By Ryan Fogarty
@fogartyjones
Much like his cousin Randy before him, Thomas Newman has amounted 11 Oscar nominations without a win (to be clear, Randy earned 15 Oscar nominations before winning Best Song for Monsters, Inc. in 2002.) Newman is my personal Susan Lucci. I was first introduced to his music when I saw Little Women in theatres in 1994, I would later learn by that point he had scored a slew of films including The Shawshank Redemption (nom), Fried Green Tomatoes, The Player, Scent of a Woman, and many others before that.
I didn’t join an Oscar pool this year, but rest assured I would have put my film-score hopes and dreams on Newman again. I thought my favorite bridesmaid was finally in dress good enough to upstage the bride—the bride being Michael Danna—who would win for the ethnically charged score to Life of Pi (I’m taken back to when Eliot Goldenthal won for Frida as opposed to the haunting The Hours score by Philip Glass).
I rationalize my bet on Newman by bringing to mind the so-called “Bond Tribute” included in this year’s Oscars show. A compilation of video clips—all the handsome Bonds and Bond women—and the DA DA DA-AAAA TA-DA DA of it all. Shirley Bassey would be there and with Adele being one of the nights sure bets why not Newman? The man interweaved the brass, the suspense, the sex, his own bravado and the kind of music we love from old Bond to create a new Bond, which is exactly what Sam Mendes’ film was trying to do.
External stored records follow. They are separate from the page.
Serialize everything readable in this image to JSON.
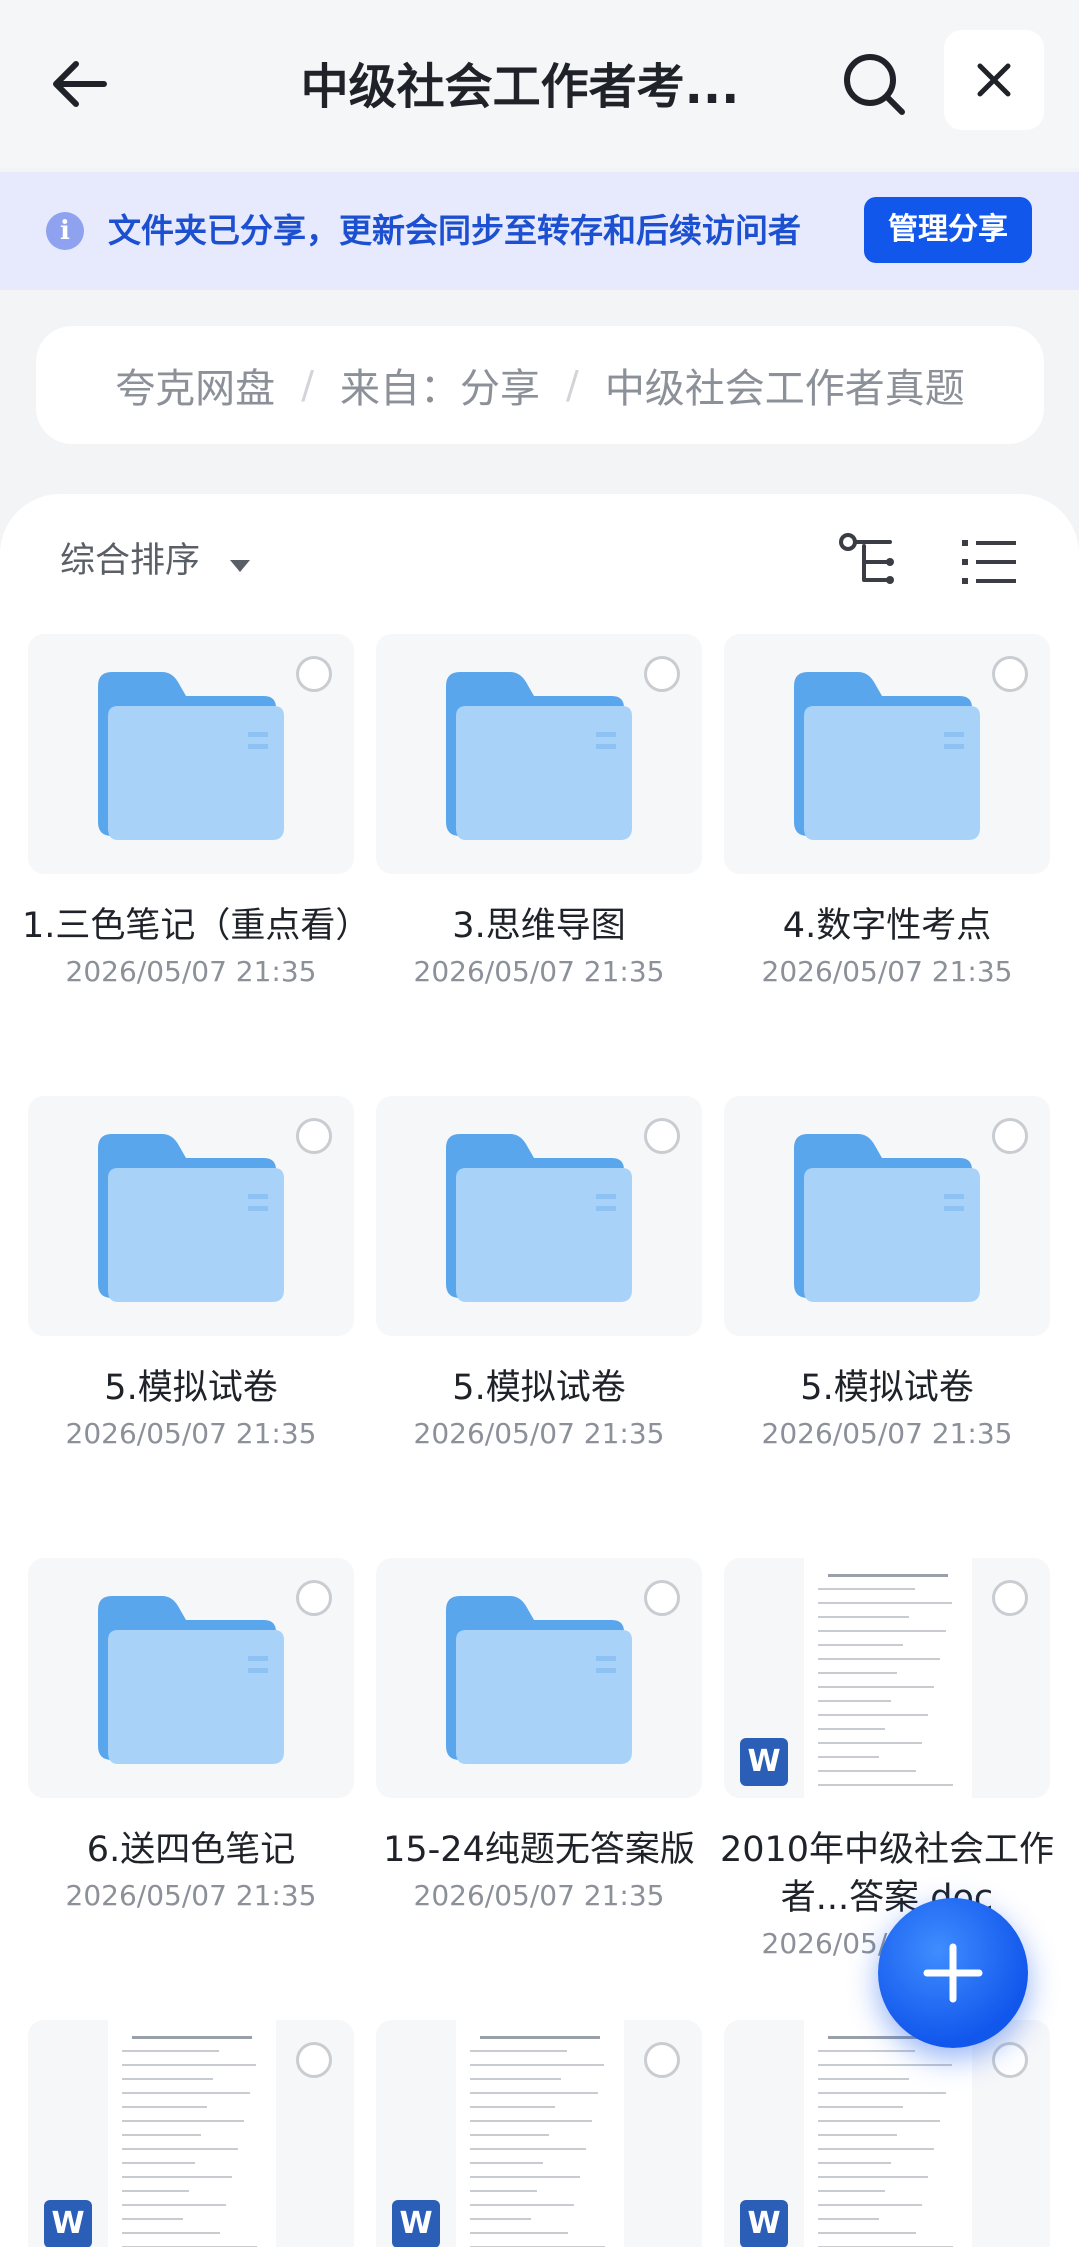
{
  "header": {
    "title": "中级社会工作者考...",
    "back_icon": "arrow-left-icon",
    "search_icon": "search-icon",
    "close_icon": "close-icon"
  },
  "banner": {
    "icon": "info-icon",
    "icon_glyph": "i",
    "text": "文件夹已分享，更新会同步至转存和后续访问者",
    "button_label": "管理分享",
    "accent_color": "#1257ec"
  },
  "breadcrumb": {
    "items": [
      "夸克网盘",
      "来自：分享",
      "中级社会工作者真题"
    ],
    "separator": "/"
  },
  "toolbar": {
    "sort_label": "综合排序",
    "tree_icon": "tree-view-icon",
    "list_icon": "list-view-icon"
  },
  "files": [
    {
      "type": "folder",
      "name": "1.三色笔记（重点看）",
      "date": "2026/05/07 21:35"
    },
    {
      "type": "folder",
      "name": "3.思维导图",
      "date": "2026/05/07 21:35"
    },
    {
      "type": "folder",
      "name": "4.数字性考点",
      "date": "2026/05/07 21:35"
    },
    {
      "type": "folder",
      "name": "5.模拟试卷",
      "date": "2026/05/07 21:35"
    },
    {
      "type": "folder",
      "name": "5.模拟试卷",
      "date": "2026/05/07 21:35"
    },
    {
      "type": "folder",
      "name": "5.模拟试卷",
      "date": "2026/05/07 21:35"
    },
    {
      "type": "folder",
      "name": "6.送四色笔记",
      "date": "2026/05/07 21:35"
    },
    {
      "type": "folder",
      "name": "15-24纯题无答案版",
      "date": "2026/05/07 21:35"
    },
    {
      "type": "doc",
      "name": "2010年中级社会工作者...答案.doc",
      "date": "2026/05/07 21:35",
      "badge": "W"
    },
    {
      "type": "doc",
      "name": "",
      "date": "",
      "badge": "W"
    },
    {
      "type": "doc",
      "name": "",
      "date": "",
      "badge": "W"
    },
    {
      "type": "doc",
      "name": "",
      "date": "",
      "badge": "W"
    }
  ],
  "fab": {
    "icon": "plus-icon"
  }
}
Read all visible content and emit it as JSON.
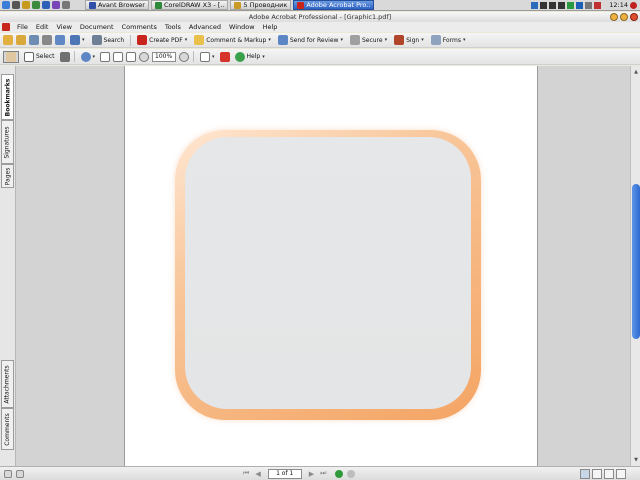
{
  "taskbar": {
    "tasks": [
      {
        "label": "Avant Browser",
        "color": "#2f4fa8"
      },
      {
        "label": "CorelDRAW X3 - [..",
        "color": "#2c8a3a"
      },
      {
        "label": "5 Проводник",
        "color": "#c99a28"
      },
      {
        "label": "Adobe Acrobat Pro..",
        "color": "#c8251d"
      }
    ],
    "clock": "12:14"
  },
  "window": {
    "title": "Adobe Acrobat Professional - [Graphic1.pdf]"
  },
  "menu": {
    "items": [
      "File",
      "Edit",
      "View",
      "Document",
      "Comments",
      "Tools",
      "Advanced",
      "Window",
      "Help"
    ]
  },
  "toolbar1": {
    "search_label": "Search",
    "create_pdf_label": "Create PDF",
    "comment_markup_label": "Comment & Markup",
    "send_review_label": "Send for Review",
    "secure_label": "Secure",
    "sign_label": "Sign",
    "forms_label": "Forms"
  },
  "toolbar2": {
    "select_label": "Select",
    "zoom_value": "100%",
    "help_label": "Help"
  },
  "sidenav": {
    "bookmarks": "Bookmarks",
    "signatures": "Signatures",
    "pages": "Pages",
    "attachments": "Attachments",
    "comments": "Comments"
  },
  "status": {
    "page_indicator": "1 of 1"
  }
}
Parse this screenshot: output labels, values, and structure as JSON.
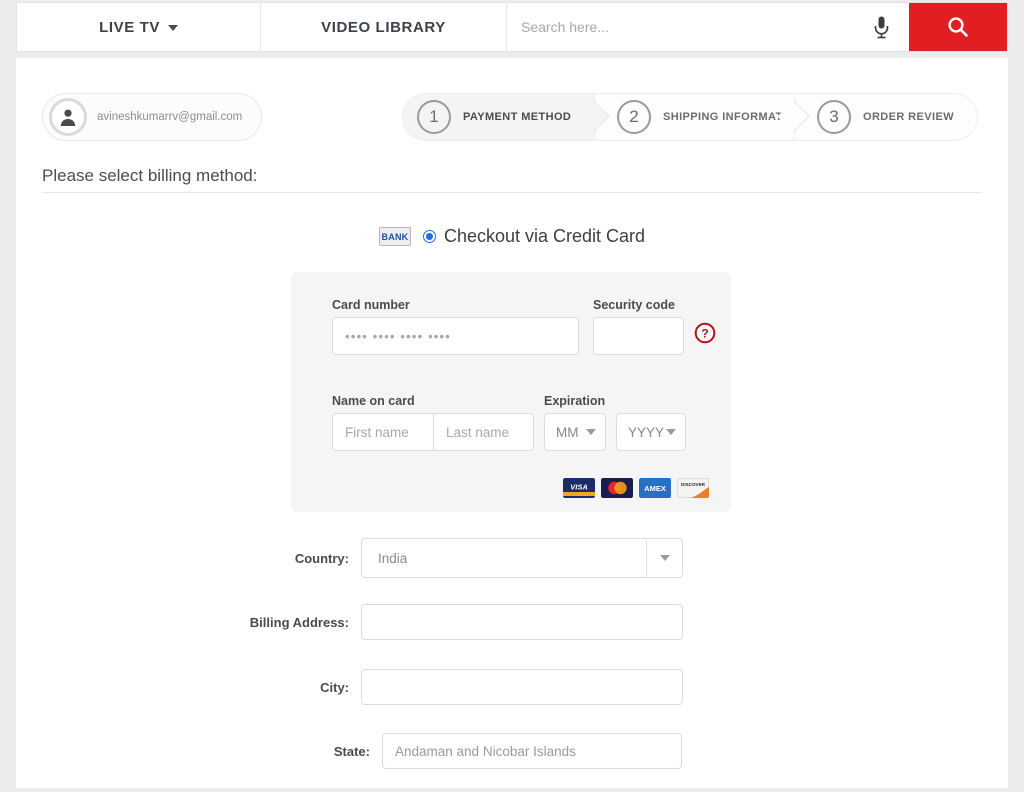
{
  "topnav": {
    "live_tv": "LIVE TV",
    "video_library": "VIDEO LIBRARY",
    "search_placeholder": "Search here...",
    "search_value": "",
    "mic_icon": "microphone-icon",
    "search_icon": "search-icon",
    "accent_color": "#e11f22"
  },
  "account": {
    "email": "avineshkumarrv@gmail.com",
    "avatar_icon": "user-avatar-icon"
  },
  "steps": [
    {
      "number": "1",
      "label": "PAYMENT METHOD",
      "active": true
    },
    {
      "number": "2",
      "label": "SHIPPING INFORMATION",
      "active": false
    },
    {
      "number": "3",
      "label": "ORDER REVIEW",
      "active": false
    }
  ],
  "billing": {
    "heading": "Please select billing method:",
    "option_label": "Checkout via Credit Card",
    "bank_badge": "BANK",
    "option_selected": true
  },
  "card_form": {
    "card_number_label": "Card number",
    "card_number_placeholder": "•••• •••• •••• ••••",
    "card_number_value": "",
    "security_code_label": "Security code",
    "security_code_value": "",
    "security_code_placeholder": "",
    "help_icon": "question-mark-circle-icon",
    "name_label": "Name on card",
    "first_name_placeholder": "First name",
    "first_name_value": "",
    "last_name_placeholder": "Last name",
    "last_name_value": "",
    "expiration_label": "Expiration",
    "month_value": "MM",
    "year_value": "YYYY",
    "brands": [
      "VISA",
      "MasterCard",
      "AMEX",
      "DISCOVER"
    ]
  },
  "address": {
    "country_label": "Country:",
    "country_value": "India",
    "billing_address_label": "Billing Address:",
    "billing_address_value": "",
    "billing_address_placeholder": "",
    "city_label": "City:",
    "city_value": "",
    "city_placeholder": "",
    "state_label": "State:",
    "state_value": "Andaman and Nicobar Islands"
  }
}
This was a score in which I found it hard to discern the Newman in it—it was original, not like what we’ve heard from him before. Which is always laudable. Though I will say, the tense moments in the Bond score sound slightly like the previous year’s The Iron Lady. Is it that tense in the U.K.?
My love with his music truly began with his use of brass instruments in Little Women. Calling to mind a Civil War-era America. It was a truly American score. Now, the music is among one of the many themes playing ad nauseum in sports clips and documentaries on ESPN, In Memoria compilations, and somehow tricking our minds into lapsing back to a simpler time we never knew we longed for. Think: Alan Silvestri’s Forest Gump or Contact themes. I guess that’s the power of film, and Thomas Newman took us back to Louisa May Alcott’s world quite easily. You’ll hear it in the movie trailer from The Majestic:
Other scores that are consistently recycled in this same sports montage/tug-at-your-heart-strings-manipulation category are Meet Joe Black and Shawshank Redemption.
There are two pieces of music I associate with American Beauty: The Who’s “Teenage Wasteland” belted during the movie’s original promotional trailer in 1999 (which never made it into the movie) and Newman’s “Any Other Name”. The theme plays during the final sequence in the film, when Spacey’s character, Lester Burnham, is fatally shot and recounts his life: When his wife was beautiful, when his daughter was pure, who really shot him and how your life doesn’t flash before your eyes when you die but “stretches on forever”. The montage is a mix of strong sounds (rain, gun shots, etc.), visceral memories of Lester’s life, all poignant and familiar. And Newman’s music is there, but remains completely unobtrusive as (if you were seeing the ending for the first time) you struggle to understand what just happened.
Define: Dancing. The pure lighthearted, playfulness of the music in WALL-E (especially in the scene below) made us fall in love with two inanimate-bleeping objects in the weightlessness of space. Prior to UP’s 10-minute montage of a couple’s life, Pixar probably hadn’t so easily held our attention and emotion. Newman also wrote the music for “Down to Earth” a song he co-wrote with Peter Gabriel, which was also nominated that year for Best Song. Both lost to Slumdog Millionaire.
I think Little Children is the most diverse score Newman has written for a single film. Starting with a faint train whistle in the very beginning (taking us to suburbia and its haunts) and ending with very quiet piano in its final credits (meditative and unsure). The film ranged from suspenseful, elongated notes on strings (for Ronnie, as he waits in the dark on a swingset) to a beautiful lone piano playing as Brad (Patrick Wilson) looks on Sarah (Kate Winslet, lit so beautifully by the sun reflecting on the pool, masterfully used by Antonio Calvache).
There is a style and current running through Newman’s work. It makes him recognizable as an artist. You’ll notice similarities in Lemony Snicket, Road to Perdition, Finding Nemo, Unstrung Heroes, and the list goes on. Newman is someone Sam Mendes, Ron Howard, Todd Field, Andrew Stanton, John Madden and Steven Soderbergh (Newman most recently completed Side Effects) continually work with. Maybe Skyfall couldn’t set Newman apart this year, but this past year was just another reminder that Newman is one of the hardest working film composers out there.